According to The Tampa Tribune (Dec. 11), the trial was big news in the Arab world. Al-Jazeera announced the verdict immediately and aired a half-hour program on the deficiency of the Patriot Act. Al-Arabiya TV, based in the United Arab Emirates, covered the trial from the beginning.

“It was definitely big news on every [Arab] network,” said Al-Arabiya’s Washington bureau chief, Nadia Bilbassy. [Al-Arian] is a well-known professor and advocate for Palestinian causes.”

The Tribune noted that Israeli newspapers downplayed the verdict: “There were no blaring headlines or visceral editorials.”

The New York Sun (Dec. 7) in an editorial wrote, “The charges against Mr. Al-Arian on which the jury failed to decide are major, including terror-related fraud and conspiracy charges. Americans deserve to have these charges decided by a jury one way or another.”

In the St. Petersburg Times (Dec. 8), columnist Howard Troxler said “the mere fact that the jury was hung on several charges shows that the government had a strong enough case to convince at least some of the jurors. The feds were, at least, inside the ballpark.”

Debbie Schlussel, a legal commentator and columnist, wrote in FrontPage (Dec. 9), that the verdict “was a sad day in America, but not one that was unexpected.” She had predicted Al-Arian would walk.
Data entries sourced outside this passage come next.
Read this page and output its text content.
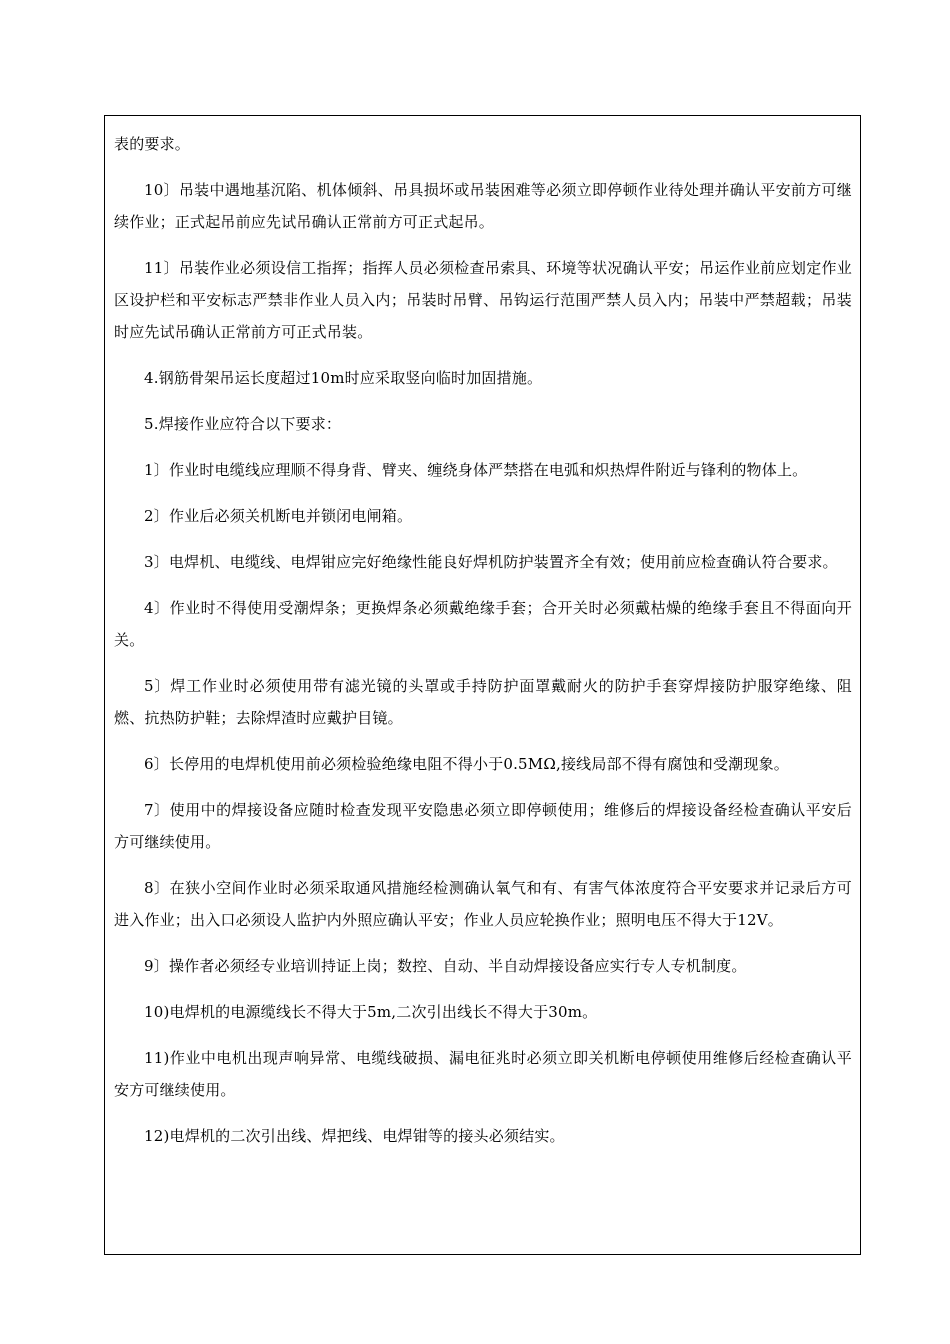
表的要求。

10〕吊装中遇地基沉陷、机体倾斜、吊具损坏或吊装困难等必须立即停顿作业待处理并确认平安前方可继续作业；正式起吊前应先试吊确认正常前方可正式起吊。

11〕吊装作业必须设信工指挥；指挥人员必须检查吊索具、环境等状况确认平安；吊运作业前应划定作业区设护栏和平安标志严禁非作业人员入内；吊装时吊臂、吊钩运行范围严禁人员入内；吊装中严禁超载；吊装时应先试吊确认正常前方可正式吊装。

4.钢筋骨架吊运长度超过10m时应采取竖向临时加固措施。

5.焊接作业应符合以下要求：

1〕作业时电缆线应理顺不得身背、臂夹、缠绕身体严禁搭在电弧和炽热焊件附近与锋利的物体上。

2〕作业后必须关机断电并锁闭电闸箱。

3〕电焊机、电缆线、电焊钳应完好绝缘性能良好焊机防护装置齐全有效；使用前应检查确认符合要求。

4〕作业时不得使用受潮焊条；更换焊条必须戴绝缘手套；合开关时必须戴枯燥的绝缘手套且不得面向开关。

5〕焊工作业时必须使用带有滤光镜的头罩或手持防护面罩戴耐火的防护手套穿焊接防护服穿绝缘、阻燃、抗热防护鞋；去除焊渣时应戴护目镜。

6〕长停用的电焊机使用前必须检验绝缘电阻不得小于0.5MΩ,接线局部不得有腐蚀和受潮现象。

7〕使用中的焊接设备应随时检查发现平安隐患必须立即停顿使用；维修后的焊接设备经检查确认平安后方可继续使用。

8〕在狭小空间作业时必须采取通风措施经检测确认氧气和有、有害气体浓度符合平安要求并记录后方可进入作业；出入口必须设人监护内外照应确认平安；作业人员应轮换作业；照明电压不得大于12V。

9〕操作者必须经专业培训持证上岗；数控、自动、半自动焊接设备应实行专人专机制度。

10)电焊机的电源缆线长不得大于5m,二次引出线长不得大于30m。

11)作业中电机出现声响异常、电缆线破损、漏电征兆时必须立即关机断电停顿使用维修后经检查确认平安方可继续使用。

12)电焊机的二次引出线、焊把线、电焊钳等的接头必须结实。
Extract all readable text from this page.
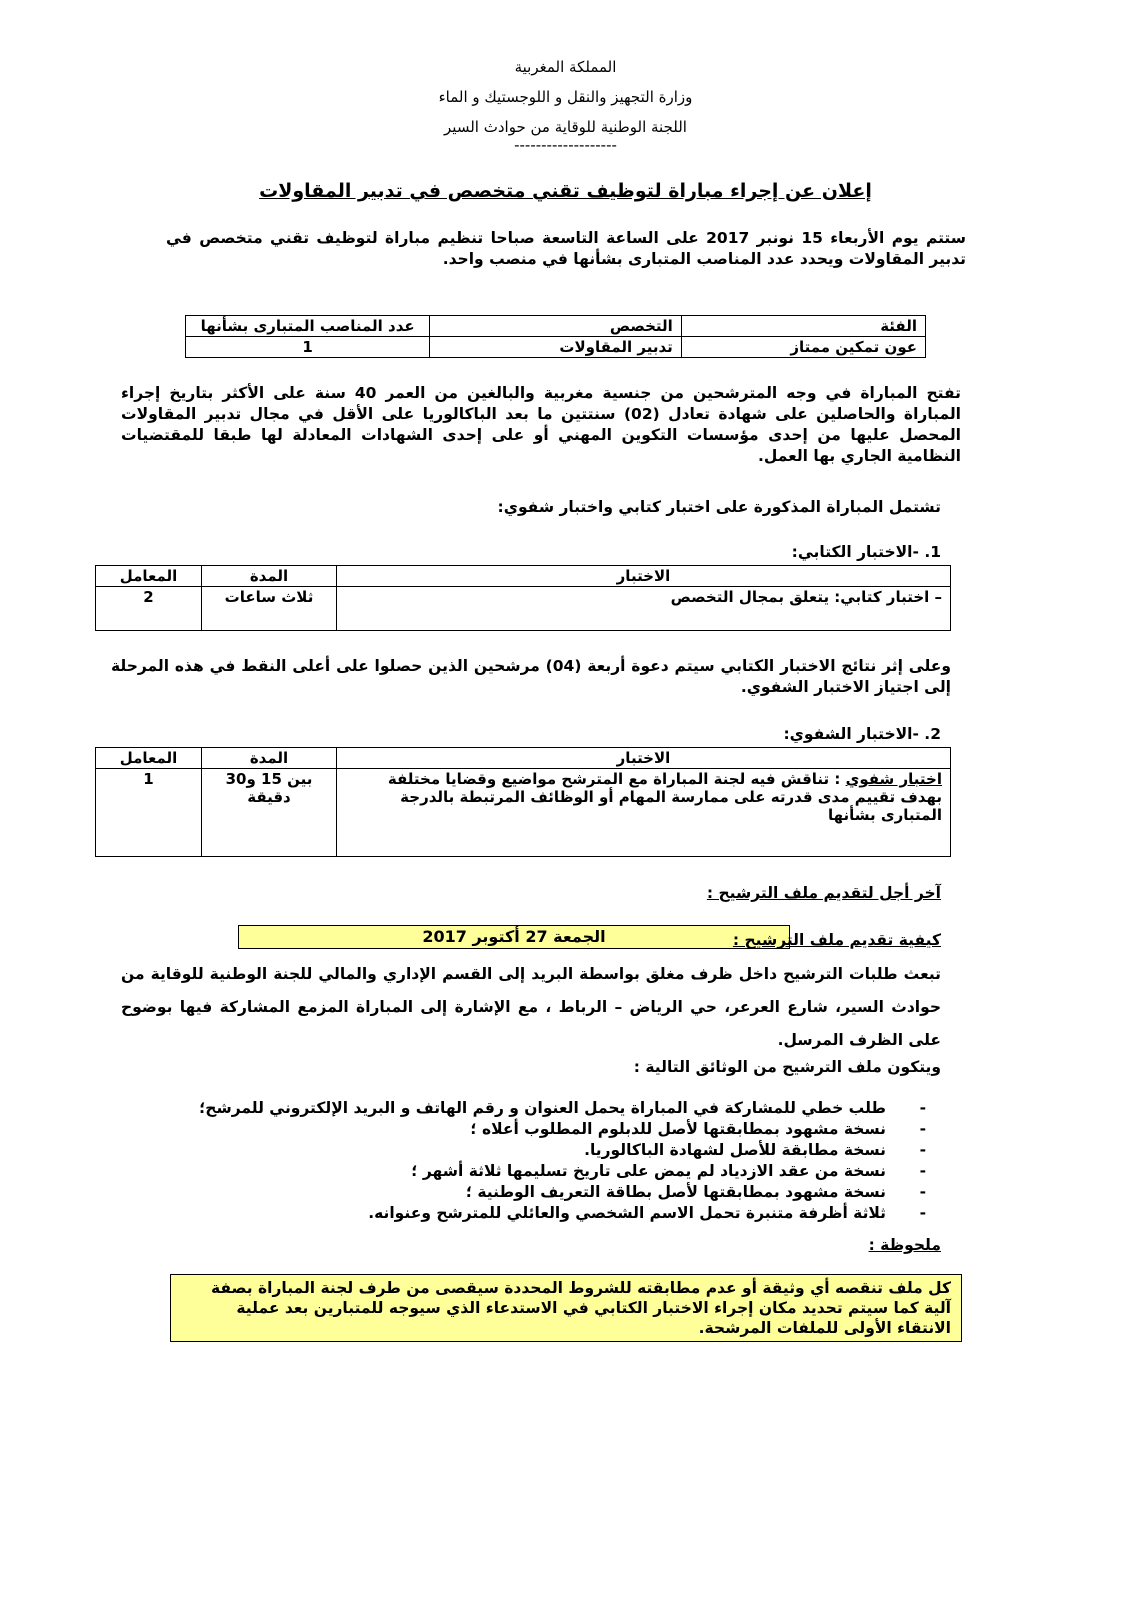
المملكة المغربية
وزارة التجهيز والنقل و اللوجستيك و الماء
اللجنة الوطنية للوقاية من حوادث السير
-------------------
إعلان عن إجراء مباراة لتوظيف تقني متخصص في تدبير المقاولات
ستتم يوم الأربعاء 15 نونبر 2017 على الساعة التاسعة صباحا تنظيم مباراة لتوظيف تقني متخصص في تدبير المقاولات ويحدد عدد المناصب المتبارى بشأنها في منصب واحد.
الفئة	التخصص	عدد المناصب المتبارى بشأنها
عون تمكين ممتاز	تدبير المقاولات	1
تفتح المباراة في وجه المترشحين من جنسية مغربية والبالغين من العمر 40 سنة على الأكثر بتاريخ إجراء المباراة والحاصلين على شهادة تعادل (02) سنتتين ما بعد الباكالوريا على الأقل في مجال تدبير المقاولات المحصل عليها من إحدى مؤسسات التكوين المهني أو على إحدى الشهادات المعادلة لها طبقا للمقتضيات النظامية الجاري بها العمل.
تشتمل المباراة المذكورة على اختبار كتابي واختبار شفوي:
1. -الاختبار الكتابي:
الاختبار	المدة	المعامل
– اختبار كتابي: يتعلق بمجال التخصص	ثلاث ساعات	2
وعلى إثر نتائج الاختبار الكتابي سيتم دعوة أربعة (04) مرشحين الذين حصلوا على أعلى النقط في هذه المرحلة إلى اجتياز الاختبار الشفوي.
2. -الاختبار الشفوي:
الاختبار	المدة	المعامل
اختبار شفوي : تناقش فيه لجنة المباراة مع المترشح مواضيع وقضايا مختلفة بهدف تقييم مدى قدرته على ممارسة المهام أو الوظائف المرتبطة بالدرجة المتبارى بشأنها	بين 15 و30 دقيقة	1
آخر أجل لتقديم ملف الترشيح :
الجمعة 27 أكتوبر 2017	كيفية تقديم ملف الترشيح :
تبعث طلبات الترشيح داخل ظرف مغلق بواسطة البريد إلى القسم الإداري والمالي للجنة الوطنية للوقاية من حوادث السير، شارع العرعر، حي الرياض – الرباط ، مع الإشارة إلى المباراة المزمع المشاركة فيها بوضوح على الظرف المرسل.
ويتكون ملف الترشيح من الوثائق التالية :
-
طلب خطي للمشاركة في المباراة يحمل العنوان و رقم الهاتف و البريد الإلكتروني للمرشح؛
-
نسخة مشهود بمطابقتها لأصل للدبلوم المطلوب أعلاه ؛
-
نسخة مطابقة للأصل لشهادة الباكالوريا.
-
نسخة من عقد الازدياد لم يمض على تاريخ تسليمها ثلاثة أشهر ؛
-
نسخة مشهود بمطابقتها لأصل بطاقة التعريف الوطنية ؛
-
ثلاثة أظرفة متنبرة تحمل الاسم الشخصي والعائلي للمترشح وعنوانه.
ملحوظة :
كل ملف تنقصه أي وثيقة أو عدم مطابقته للشروط المحددة سيقصى من طرف لجنة المباراة بصفة آلية كما سيتم تحديد مكان إجراء الاختبار الكتابي في الاستدعاء الذي سيوجه للمتبارين بعد عملية الانتقاء الأولى للملفات المرشحة.
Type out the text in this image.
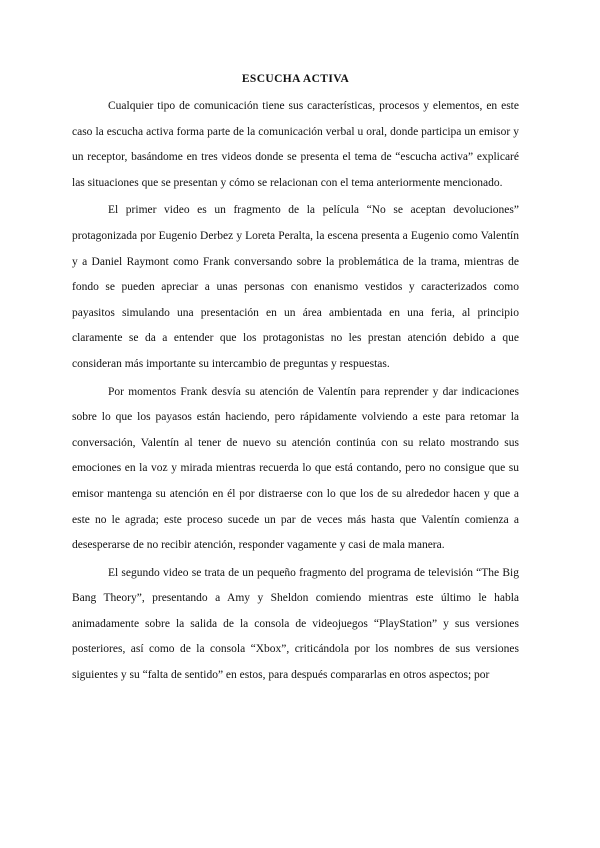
ESCUCHA ACTIVA

Cualquier tipo de comunicación tiene sus características, procesos y elementos, en este caso la escucha activa forma parte de la comunicación verbal u oral, donde participa un emisor y un receptor, basándome en tres videos donde se presenta el tema de “escucha activa” explicaré las situaciones que se presentan y cómo se relacionan con el tema anteriormente mencionado.

El primer video es un fragmento de la película “No se aceptan devoluciones” protagonizada por Eugenio Derbez y Loreta Peralta, la escena presenta a Eugenio como Valentín y a Daniel Raymont como Frank conversando sobre la problemática de la trama, mientras de fondo se pueden apreciar a unas personas con enanismo vestidos y caracterizados como payasitos simulando una presentación en un área ambientada en una feria, al principio claramente se da a entender que los protagonistas no les prestan atención debido a que consideran más importante su intercambio de preguntas y respuestas.

Por momentos Frank desvía su atención de Valentín para reprender y dar indicaciones sobre lo que los payasos están haciendo, pero rápidamente volviendo a este para retomar la conversación, Valentín al tener de nuevo su atención continúa con su relato mostrando sus emociones en la voz y mirada mientras recuerda lo que está contando, pero no consigue que su emisor mantenga su atención en él por distraerse con lo que los de su alrededor hacen y que a este no le agrada; este proceso sucede un par de veces más hasta que Valentín comienza a desesperarse de no recibir atención, responder vagamente y casi de mala manera.

El segundo video se trata de un pequeño fragmento del programa de televisión “The Big Bang Theory”, presentando a Amy y Sheldon comiendo mientras este último le habla animadamente sobre la salida de la consola de videojuegos “PlayStation” y sus versiones posteriores, así como de la consola “Xbox”, criticándola por los nombres de sus versiones siguientes y su “falta de sentido” en estos, para después compararlas en otros aspectos; por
“One need only look at the Justice Department record of fighting terrorism in court. It’s a complete failure,” Schlussel wrote. “It’s not just this case, blown big time … but a host of other high-profile cases that were either flat-out lost or botched beyond belief.”

Schlussel pointed out that the prosecution could and should have taken one month instead of the five months, “in which they threw in every piece of evidence no matter how weak, causing jurors’ eyes to repeatedly glaze over. A Tampa TV reporter I know told me that he and other reporters were so bored, they stayed awake by betting on which juror would fall asleep next.”

Supporting that, Eric Lichtblau, who covered the case for The New York Times, e-mailed us early in the proceedings that the prosecution’s case opened with immigration procedures so boring that it had “several jurors (and lawyers) nodding off.”

The St. Petersburg Times reported that when the prosecution wasn’t somnambulant, it was stumbling. Al-Arian’s defense was that he was raising money for Islamic Jihad charities but was not part of its murderous wing. The government called a Palestinian legislator as a witness against Al-Arian’s claim, only to have the Palestinian, Ziad Abu-Amr, testify that Islamic Jihad does support summer camps, kindergartens, child care and health services.

Another government witness, former college professor Abdul Raouf Dabus, also testified repeatedly that he only knew of Al-Arian raising money for charitable purposes.